It would be a shame, a real shame, if Classique Dance Company ever slows down and allow its reputation as the most exciting thing to happen to dance here in so long, slip away.
We can sit around and debate whether the sometimes wild antics its dancers pull off on stage are publicity stunts or the spontaneity of care-free dancers; whatever it is the feel of their shows are different, good different.
And remember those days when we use to say that its Classique’s world, we just live in it; nothing has changed. Clive Prowell continues to unleash a vision of dance so dynamic, compelling and crazy it is hard not to fall in love.
The spunky dancer, Luciana is the type of woman so many dream of being; brave, full of attitude and can pull off a barely-there bikini on a national stage while weighing in as ‘plus-size’.
The production was called, ‘Intrapment’, though based on how things unfolded it could have easily been called, ‘Fabulous’. The dancers were hitting every move right, the music felt right, and for some parts of the production they were able to pull the rug from right under you; just like that!
Intrapment was a throw-back to old Classique when the dancers were fresh and really firing and the characters they created on stage were unforgettable; it was also a window into where Classique is going and if Prowell doesn’t set the right focus they could end up being that dance school where the people are good but never great.
It is easy to imagine some of the Classique dancers as great dancers, people like Paul Charles who still steals the spotlight whenever he is on stage. In the piece, ‘Life’, Charles was a lamb and a beast on stage. The song, I suspect, was meant to take the audience to a place where life was too much to bear and yet still worth living. It feed us the entire range of emotions; agonies, joy, rejection, love, support, struggles, triumph etc. It was watching something precious unfold, and there he was; Charles, dancing for his life on the stage.
Any dancer who can appear on stage and prompt people to start making a huge fuss before he even moves a single muscle is the type of dancer worth watching; Charles is that dancer.

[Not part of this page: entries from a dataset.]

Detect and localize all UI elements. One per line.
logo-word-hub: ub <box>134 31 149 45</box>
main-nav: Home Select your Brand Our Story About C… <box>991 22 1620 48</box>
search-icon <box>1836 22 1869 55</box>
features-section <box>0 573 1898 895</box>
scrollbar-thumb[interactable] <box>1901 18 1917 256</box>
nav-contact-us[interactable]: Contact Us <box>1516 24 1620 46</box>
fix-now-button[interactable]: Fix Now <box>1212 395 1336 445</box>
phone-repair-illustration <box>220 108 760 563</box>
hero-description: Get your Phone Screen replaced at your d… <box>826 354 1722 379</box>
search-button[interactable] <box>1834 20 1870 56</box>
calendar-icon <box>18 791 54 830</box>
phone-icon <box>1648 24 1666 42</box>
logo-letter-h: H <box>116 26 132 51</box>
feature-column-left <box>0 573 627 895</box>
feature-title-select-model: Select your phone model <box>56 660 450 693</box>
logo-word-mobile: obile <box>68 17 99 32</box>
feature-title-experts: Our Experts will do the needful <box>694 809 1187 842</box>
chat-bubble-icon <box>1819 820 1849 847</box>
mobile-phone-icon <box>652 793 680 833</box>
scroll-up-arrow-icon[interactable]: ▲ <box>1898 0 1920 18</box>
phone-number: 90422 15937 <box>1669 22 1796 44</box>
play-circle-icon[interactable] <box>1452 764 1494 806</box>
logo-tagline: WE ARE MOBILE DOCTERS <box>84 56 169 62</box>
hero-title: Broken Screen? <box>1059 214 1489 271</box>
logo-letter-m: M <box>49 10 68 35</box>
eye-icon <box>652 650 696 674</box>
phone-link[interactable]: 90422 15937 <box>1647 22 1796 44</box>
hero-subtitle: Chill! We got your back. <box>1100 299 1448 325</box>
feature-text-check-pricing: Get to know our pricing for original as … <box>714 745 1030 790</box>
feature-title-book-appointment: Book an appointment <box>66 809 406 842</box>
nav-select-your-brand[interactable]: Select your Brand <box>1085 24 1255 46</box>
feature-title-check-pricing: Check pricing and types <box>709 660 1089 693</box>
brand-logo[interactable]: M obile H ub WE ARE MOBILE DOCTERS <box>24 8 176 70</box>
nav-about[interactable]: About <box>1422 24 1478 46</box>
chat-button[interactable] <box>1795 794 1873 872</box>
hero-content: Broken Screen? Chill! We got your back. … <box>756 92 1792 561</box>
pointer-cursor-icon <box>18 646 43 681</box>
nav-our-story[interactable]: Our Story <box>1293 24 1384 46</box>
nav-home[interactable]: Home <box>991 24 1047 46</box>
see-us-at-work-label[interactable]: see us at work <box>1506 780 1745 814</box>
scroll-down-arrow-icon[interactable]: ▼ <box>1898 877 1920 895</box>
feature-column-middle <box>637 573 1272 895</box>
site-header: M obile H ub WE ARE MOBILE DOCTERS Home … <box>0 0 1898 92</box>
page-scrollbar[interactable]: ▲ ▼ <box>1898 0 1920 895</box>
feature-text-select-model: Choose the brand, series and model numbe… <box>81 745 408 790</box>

Someone needs to get this guy out of this country and fast-track him to a serious audition where he stands a real shot at proving himself.

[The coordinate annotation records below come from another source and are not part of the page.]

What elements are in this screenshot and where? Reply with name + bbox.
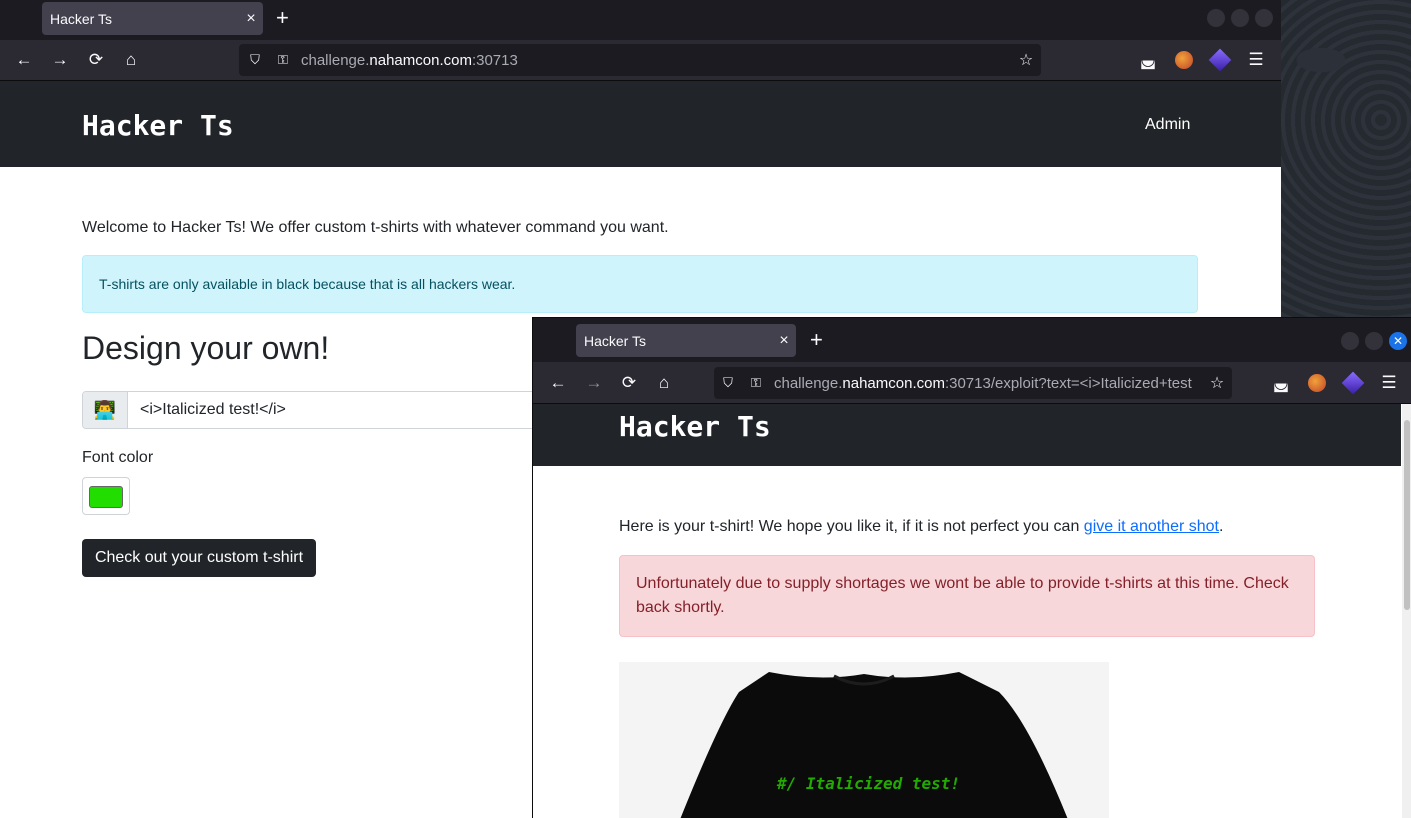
popup-url-host: nahamcon.com — [842, 374, 945, 392]
popup-site-brand[interactable]: Hacker Ts — [619, 410, 771, 443]
pocket-icon[interactable]: ◛ — [1138, 50, 1158, 70]
popup-site-header: Hacker Ts — [533, 404, 1401, 466]
popup-forward-arrow-icon[interactable]: → — [584, 373, 604, 393]
popup-navigation-toolbar: ← → ⟳ ⌂ ⛉ ⚿ challenge.nahamcon.com:30713… — [533, 362, 1411, 404]
font-color-label: Font color — [82, 449, 154, 466]
popup-tab-title: Hacker Ts — [584, 332, 646, 349]
reload-icon[interactable]: ⟳ — [86, 50, 106, 70]
maximize-window-button[interactable] — [1231, 9, 1249, 27]
bookmark-star-icon[interactable]: ☆ — [1011, 50, 1041, 70]
design-heading: Design your own! — [82, 330, 330, 366]
url-host: nahamcon.com — [369, 51, 472, 69]
back-arrow-icon[interactable]: ← — [14, 50, 34, 70]
minimize-window-button[interactable] — [1207, 9, 1225, 27]
popup-minimize-button[interactable] — [1341, 332, 1359, 350]
info-alert: T-shirts are only available in black bec… — [82, 255, 1198, 313]
lock-icon[interactable]: ⚿ — [269, 52, 297, 68]
popup-tab-bar: Hacker Ts × + ✕ — [533, 318, 1411, 362]
shield-icon[interactable]: ⛉ — [241, 52, 269, 68]
tab-hacker-ts[interactable]: Hacker Ts × — [42, 2, 263, 35]
supply-shortage-alert: Unfortunately due to supply shortages we… — [619, 555, 1315, 637]
popup-menu-icon[interactable]: ☰ — [1379, 373, 1399, 393]
popup-url-prefix: challenge. — [774, 374, 843, 392]
popup-browser-window: Hacker Ts × + ✕ ← → ⟳ ⌂ ⛉ ⚿ challenge.na… — [532, 317, 1411, 818]
popup-home-icon[interactable]: ⌂ — [654, 373, 674, 393]
check-out-shirt-button[interactable]: Check out your custom t-shirt — [82, 539, 316, 577]
site-brand[interactable]: Hacker Ts — [82, 109, 234, 142]
close-window-button[interactable] — [1255, 9, 1273, 27]
site-header: Hacker Ts Admin — [0, 81, 1281, 167]
tshirt-image — [680, 672, 1068, 818]
url-text[interactable]: challenge.nahamcon.com:30713 — [297, 52, 1011, 69]
popup-maximize-button[interactable] — [1365, 332, 1383, 350]
technologist-emoji-icon: 👨‍💻 — [83, 392, 128, 428]
popup-bookmark-star-icon[interactable]: ☆ — [1202, 373, 1232, 393]
extension-purple-icon[interactable] — [1208, 48, 1232, 72]
popup-url-suffix: :30713/exploit?text=<i>Italicized+test — [944, 374, 1192, 392]
close-tab-icon[interactable]: × — [239, 10, 263, 28]
popup-reload-icon[interactable]: ⟳ — [619, 373, 639, 393]
welcome-text: Welcome to Hacker Ts! We offer custom t-… — [82, 219, 669, 236]
popup-address-bar[interactable]: ⛉ ⚿ challenge.nahamcon.com:30713/exploit… — [714, 367, 1232, 399]
popup-intro-text: Here is your t-shirt! We hope you like i… — [619, 518, 1223, 536]
extension-fox-icon[interactable] — [1175, 51, 1193, 69]
url-suffix: :30713 — [471, 51, 518, 69]
font-color-picker[interactable] — [82, 477, 130, 515]
info-alert-text: T-shirts are only available in black bec… — [99, 276, 516, 292]
popup-scrollbar-thumb[interactable] — [1404, 420, 1410, 610]
popup-lock-icon[interactable]: ⚿ — [742, 375, 770, 391]
popup-shield-icon[interactable]: ⛉ — [714, 375, 742, 391]
popup-back-arrow-icon[interactable]: ← — [548, 373, 568, 393]
nav-admin-link[interactable]: Admin — [1145, 116, 1190, 134]
popup-close-tab-icon[interactable]: × — [772, 332, 796, 350]
intro-text-after: . — [1219, 518, 1224, 535]
tshirt-printed-text: #/ Italicized test! — [777, 774, 961, 793]
popup-pocket-icon[interactable]: ◛ — [1271, 373, 1291, 393]
tab-title: Hacker Ts — [50, 10, 112, 27]
tab-bar: Hacker Ts × + — [0, 0, 1281, 40]
font-color-swatch — [89, 486, 123, 508]
menu-icon[interactable]: ☰ — [1246, 50, 1266, 70]
popup-new-tab-button[interactable]: + — [810, 329, 823, 351]
url-prefix: challenge. — [301, 51, 370, 69]
tshirt-preview: #/ Italicized test! — [619, 662, 1109, 818]
close-x-icon: ✕ — [1392, 334, 1404, 348]
supply-shortage-alert-text: Unfortunately due to supply shortages we… — [636, 575, 1289, 616]
popup-url-text[interactable]: challenge.nahamcon.com:30713/exploit?tex… — [770, 375, 1202, 392]
navigation-toolbar: ← → ⟳ ⌂ ⛉ ⚿ challenge.nahamcon.com:30713… — [0, 40, 1281, 81]
new-tab-button[interactable]: + — [276, 7, 289, 29]
another-shot-link[interactable]: give it another shot — [1084, 518, 1219, 535]
intro-text-before: Here is your t-shirt! We hope you like i… — [619, 518, 1084, 535]
popup-close-window-button[interactable]: ✕ — [1389, 332, 1407, 350]
home-icon[interactable]: ⌂ — [121, 50, 141, 70]
popup-tab-hacker-ts[interactable]: Hacker Ts × — [576, 324, 796, 357]
popup-extension-purple-icon[interactable] — [1341, 371, 1365, 395]
popup-extension-fox-icon[interactable] — [1308, 374, 1326, 392]
forward-arrow-icon[interactable]: → — [50, 50, 70, 70]
address-bar[interactable]: ⛉ ⚿ challenge.nahamcon.com:30713 ☆ — [239, 44, 1041, 76]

Then there is the whole troupe of core dancers within Classique who remind us why we go to see them every time they put on a show; dancers like Travis Bowen, Leslyn Lashley; Meleesa Payne, John Reman and Ivor Williams – they are simply good.

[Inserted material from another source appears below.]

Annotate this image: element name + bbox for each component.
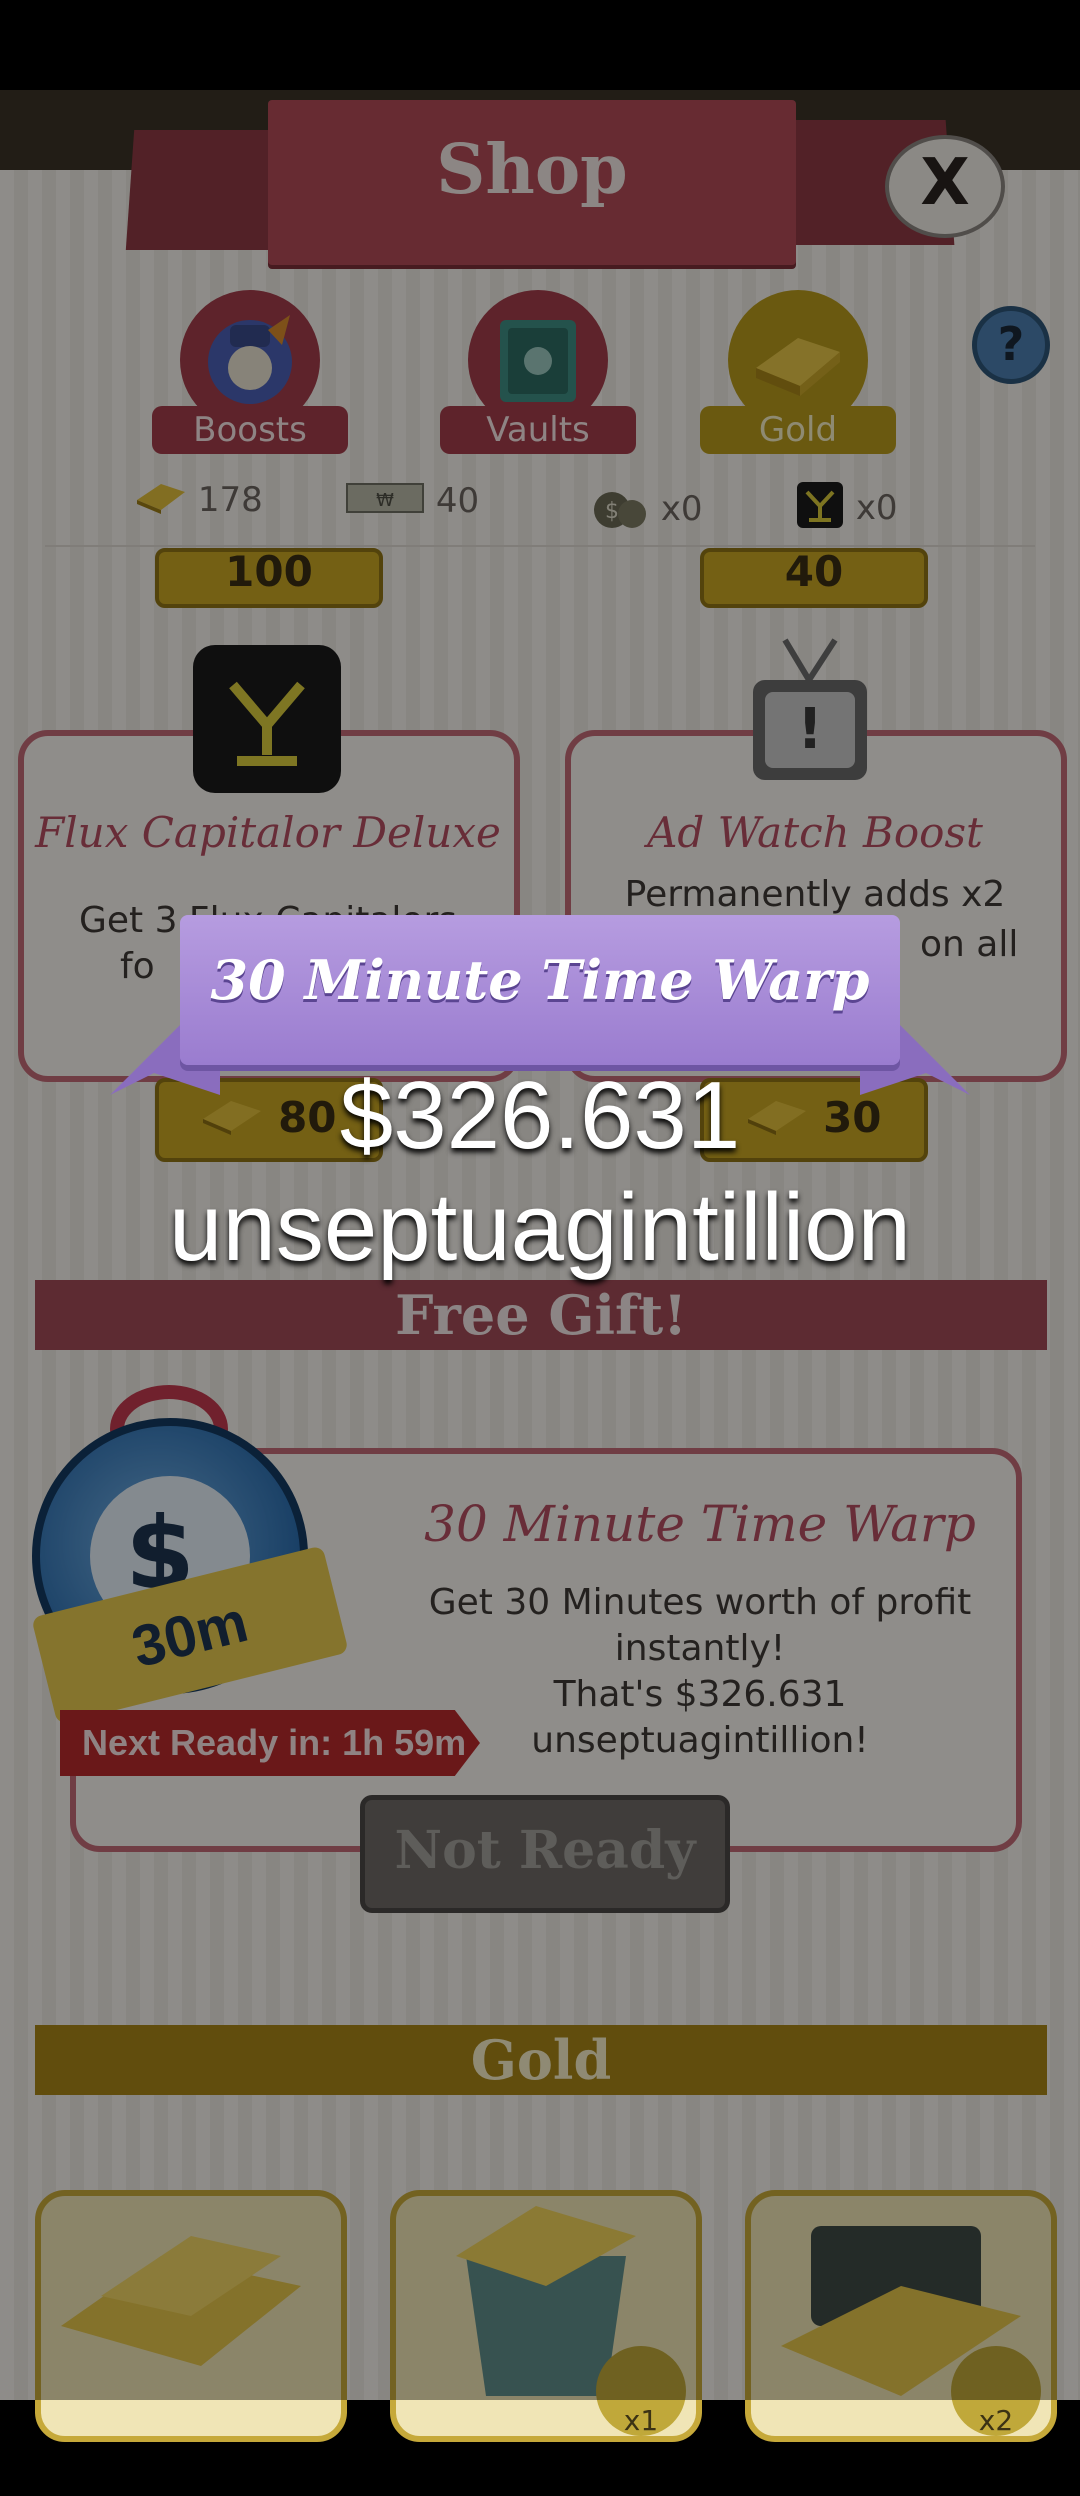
popup-amount-line2: unseptuagintillion <box>169 1174 911 1281</box>
popup-amount-line1: $326.631 <box>339 1062 741 1169</box>
popup-title: 30 Minute Time Warp <box>210 948 870 1012</box>
popup-amount: $326.631 unseptuagintillion <box>0 1060 1080 1284</box>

Intrapment served up a first half that packed a combination of solid dances and others where the performers are clearly now learning. But why shut them out? They make us feel human and it is their shaky moves that comfort many of us because we realize that many of the core dancers started out the same way; some might have been obviously gifted back then.
The youths in Classique; the babies with the fresh faces and new steps in the school injected innocence into the show and even when some tried to deliver a booty-shaking interpretation of Beyonce’s “Single Ladies”, it was easy to see as them as adorable and nothing else.
One of the favourite items of the show on September 4, was a stop over to a Sunday morning prayer and worship session somewhere in the US, south. It was Baptist worship and the dancers hit every move just right. When it was over the moves were still haunting you as was the music.
Prowell knows how to create a scandal and this last production was no different; he threw in a number called, ‘Skinny V Fluffy girls’. If the name is not enough to paint the picture, the dancers played it out all too vividly. By the time the number was over; the audience at the National Cultural was on its feet, nothing was audible due to the ruckus and the dancer, Luciana was on the stage in her one-piece, thong bikini. The fluffy girls won the battle that much was clear.